How does one see the contents of an elasticsearch index? Is is permissible to have a haystack index that only includes search fields from models other than the model being returned?
from models.py
class Person(models.Model):
per_idn = models.IntegerField(primary_key=True)
sex_cod = models.ForeignKey(Sex, to_field='sex_cod_val_cod')
...
class Name(models.Model):
name_idn = models.IntegerField(primary_key=True)
per_idn = models.ForeignKey(Person, to_field='per_idn')
name_txt = models.CharField()
...
class Birthdate(models.Model):
bd_idn = models.IntegerField(primary_key=True)
per_idn = models.ForeignKey(Person, to_field='per_idn')
bd_txt = models.CharField()
...
from search_indexes.py
class PersonIndex(indexes.SearchIndex, indexes.Indexable):
text = indexes.CharField(document=True, use_template=True)
names = indexes.MultiValueField()
dobs = indexes.MultiValueField()
def prepare_names(self,obj):
return [Name.name_txt for Name in Name.objects.filter(per_idn=obj.per_idn)]

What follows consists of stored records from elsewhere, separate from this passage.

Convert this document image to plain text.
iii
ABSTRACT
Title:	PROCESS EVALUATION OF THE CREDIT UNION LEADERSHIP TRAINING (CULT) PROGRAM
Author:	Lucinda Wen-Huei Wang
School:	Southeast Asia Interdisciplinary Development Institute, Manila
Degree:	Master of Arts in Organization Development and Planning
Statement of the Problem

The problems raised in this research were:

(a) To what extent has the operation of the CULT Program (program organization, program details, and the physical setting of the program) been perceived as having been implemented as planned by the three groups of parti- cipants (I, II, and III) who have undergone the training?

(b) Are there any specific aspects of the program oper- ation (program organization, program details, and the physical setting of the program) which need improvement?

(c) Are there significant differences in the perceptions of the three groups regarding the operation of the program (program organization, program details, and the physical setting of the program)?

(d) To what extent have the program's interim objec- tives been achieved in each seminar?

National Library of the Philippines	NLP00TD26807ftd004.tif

def prepare_dobs(self,obj):
return [Birthdate.bd_txt for Birthdate in Birthdate.objects.filter(per_idn=obj.per_idn)]
def get_model(self):
return Person
def index_queryset(self, using=None):
return self.get_model().objects.filter()
I previously created a NameIndex and it worked fine, but with over 14,000,000 names for 4.8 millions people, I need to be able to filter on the DOB as well. It would also make life easier to return a person object instead of a name object. I know it seems strange to have multiple names associated with a person, but this is a government database and people often have many aka's.
./manage.py rebuild_index executes fine. I did some debugging and printed the values of name and dob to the console as it was indexing and the correct values are being returned in the prepare functions. When I use the search.html template, I get 0 results, no matter the query.
from ./manage.py shell
>>> from haystack.query import SearchQuerySet
>>> sqs = SearchQuerySet().all()
>>> len(sqs)
4799561
>>> sqs = SearchQuerySet().auto_query('jones')
>>> len(sqs)
0
>>>
from curl -XGET 'http://127.0.0.1:9200/my_index_name/_mapping?pretty=1'
{
"my_index_name" : {
"mappings" : {
"modelresult" : {
"properties" : {
"django_ct" : {
"type" : "string",
"index" : "not_analyzed",
"include_in_all" : false
},
"django_id" : {
"type" : "string",
"index" : "not_analyzed",
"include_in_all" : false
},
"dobs" : {
"type" : "string",
"analyzer" : "snowball"
},
"id" : {
"type" : "string"
},
"names" : {
"type" : "string",
"analyzer" : "snowball"
},
"text" : {
"type" : "string",
"analyzer" : "snowball"
}
}
}
}
How does one see the contents of an elasticsearch index? Is is permissible to have a haystack index that only includes search fields from models other than the model being returned?